Goiânia – Maicon Douglas, filho do síndico Cleber Rosa de Oliveira, não é considerado culpado pelo assassinato da corretora Daiane Alves de Souza, de 43 anos, conforme investigações da Polícia Civil de Goiás (PCGO). Cleber é apontado como o único responsável pelo crime e pela ocultação do corpo de Daiane. A expectativa é de que Maicon seja liberado ainda hoje, quinta-feira (19/2).
O delegado André Barbosa, do Grupo de Investigações de Homicídios (GIH) de Caldas Novas, onde o crime ocorreu, informou que no momento do assassinato, o filho do síndico estava em Catalão (GO). Sua ligação com o caso se deu por conta de um pedido do pai para adquirir um novo celular, a fim de realizar a portabilidade de aplicativos bancários, além de providenciar procurações que permitissem a ele assumir a gestão do condomínio em questão.

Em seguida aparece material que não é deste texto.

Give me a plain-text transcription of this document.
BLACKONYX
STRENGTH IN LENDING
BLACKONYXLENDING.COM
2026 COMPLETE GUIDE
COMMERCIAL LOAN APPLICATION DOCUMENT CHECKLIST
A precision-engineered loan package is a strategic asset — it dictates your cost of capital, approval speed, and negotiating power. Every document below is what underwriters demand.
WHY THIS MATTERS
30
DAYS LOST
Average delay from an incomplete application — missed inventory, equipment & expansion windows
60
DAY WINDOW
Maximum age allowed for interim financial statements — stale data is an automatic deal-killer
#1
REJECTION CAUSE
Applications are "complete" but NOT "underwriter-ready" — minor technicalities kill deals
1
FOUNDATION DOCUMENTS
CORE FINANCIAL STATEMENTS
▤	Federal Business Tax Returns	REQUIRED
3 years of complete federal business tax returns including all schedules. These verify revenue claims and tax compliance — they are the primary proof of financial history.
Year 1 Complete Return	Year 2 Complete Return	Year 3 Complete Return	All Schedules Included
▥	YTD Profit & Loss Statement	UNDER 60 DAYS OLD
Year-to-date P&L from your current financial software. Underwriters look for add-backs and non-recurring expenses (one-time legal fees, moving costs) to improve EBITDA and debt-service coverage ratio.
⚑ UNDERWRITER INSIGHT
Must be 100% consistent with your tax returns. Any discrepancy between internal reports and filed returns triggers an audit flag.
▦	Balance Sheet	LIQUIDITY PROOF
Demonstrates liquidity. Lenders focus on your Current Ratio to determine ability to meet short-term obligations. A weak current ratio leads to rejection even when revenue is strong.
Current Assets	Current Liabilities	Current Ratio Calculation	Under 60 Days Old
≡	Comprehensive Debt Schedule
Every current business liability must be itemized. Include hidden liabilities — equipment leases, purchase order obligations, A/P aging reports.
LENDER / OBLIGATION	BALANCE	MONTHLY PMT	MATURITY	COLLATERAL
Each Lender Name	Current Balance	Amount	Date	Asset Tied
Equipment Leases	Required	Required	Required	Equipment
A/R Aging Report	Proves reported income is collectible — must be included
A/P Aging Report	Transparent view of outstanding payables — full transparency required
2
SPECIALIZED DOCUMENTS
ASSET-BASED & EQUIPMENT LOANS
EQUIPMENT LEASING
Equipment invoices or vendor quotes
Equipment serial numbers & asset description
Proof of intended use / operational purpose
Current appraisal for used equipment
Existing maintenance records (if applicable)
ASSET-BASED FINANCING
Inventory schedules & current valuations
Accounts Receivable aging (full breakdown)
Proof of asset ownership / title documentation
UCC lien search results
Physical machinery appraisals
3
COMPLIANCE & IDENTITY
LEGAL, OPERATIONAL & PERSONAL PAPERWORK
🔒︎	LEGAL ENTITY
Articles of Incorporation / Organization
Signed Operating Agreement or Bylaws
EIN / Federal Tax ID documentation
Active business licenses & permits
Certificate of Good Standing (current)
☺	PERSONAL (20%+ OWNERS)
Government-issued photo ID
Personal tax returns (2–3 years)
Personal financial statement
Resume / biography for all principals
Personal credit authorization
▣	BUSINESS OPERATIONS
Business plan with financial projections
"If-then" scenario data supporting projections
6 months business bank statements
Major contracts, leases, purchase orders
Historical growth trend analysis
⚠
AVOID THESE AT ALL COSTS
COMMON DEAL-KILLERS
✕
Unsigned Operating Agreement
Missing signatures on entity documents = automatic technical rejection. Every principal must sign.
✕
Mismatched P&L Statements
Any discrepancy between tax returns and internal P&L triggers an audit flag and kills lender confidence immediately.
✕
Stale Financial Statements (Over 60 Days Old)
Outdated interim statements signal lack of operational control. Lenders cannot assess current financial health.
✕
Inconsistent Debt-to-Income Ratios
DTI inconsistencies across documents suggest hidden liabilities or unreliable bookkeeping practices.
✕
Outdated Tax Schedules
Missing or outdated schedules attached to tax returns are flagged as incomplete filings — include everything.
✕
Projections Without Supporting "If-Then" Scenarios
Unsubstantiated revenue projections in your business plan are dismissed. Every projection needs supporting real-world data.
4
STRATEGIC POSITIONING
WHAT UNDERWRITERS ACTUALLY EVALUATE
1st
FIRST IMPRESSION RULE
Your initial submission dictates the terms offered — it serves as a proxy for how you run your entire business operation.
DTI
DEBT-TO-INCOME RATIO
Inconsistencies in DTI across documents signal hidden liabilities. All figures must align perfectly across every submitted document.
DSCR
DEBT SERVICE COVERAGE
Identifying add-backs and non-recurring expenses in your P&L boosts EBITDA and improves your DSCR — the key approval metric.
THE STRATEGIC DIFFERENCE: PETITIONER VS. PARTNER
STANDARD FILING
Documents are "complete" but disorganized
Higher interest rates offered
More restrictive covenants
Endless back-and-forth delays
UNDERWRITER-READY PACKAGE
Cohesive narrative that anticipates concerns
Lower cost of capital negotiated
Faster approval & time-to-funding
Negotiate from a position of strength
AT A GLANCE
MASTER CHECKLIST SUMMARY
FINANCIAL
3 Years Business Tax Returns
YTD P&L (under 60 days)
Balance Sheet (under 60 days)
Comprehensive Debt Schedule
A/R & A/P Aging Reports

De acordo com a PCGO, Cleber agiu de forma isolada no crime. Ele atacou Daiane no subsolo do edifício onde residia, com um plano premeditado, desligando o disjuntor do apartamento da corretora para interromper a energia e forçá-la a descer ao subsolo.
A relação entre a corretora e o síndico era marcada por desavenças. Segundo o delegado Barbosa, Cleber administrava os imóveis da família de Daiane, mas devido a conflitos, a corretora se mudou para Caldas Novas para gerenciar os bens da família.
A Polícia esclarece que Cleber interferia nas atividades profissionais de Daiane, o que resultou em diversos boletins de ocorrência entre eles e um processo judicial movido pela corretora. Vale destacar que o desfecho do processo, favorável a Daiane, ocorreu poucos dias antes do crime, o que, segundo a PCGO, poderia ter motivado o ato violento.
Durante a coletiva de imprensa, o investigador revelou que Cleber forneceu informações falsas em seus depoimentos, afirmando inicialmente que houve uma luta corporal com a corretora, na qual ele estaria armado e que a arma disparou acidentalmente. No entanto, um vídeo recuperado do celular da vítima revela a verdadeira dinâmica do crime, mostrando Cleber atacando Daiane por trás, usando luvas e capuz. Após a agressão, a corretora foi colocada no porta-malas do carro de Cleber e levada para uma área de mata a cerca de 15 km de Caldas Novas, onde seu corpo foi encontrado. A mulher foi assassinada com dois tiros na cabeça.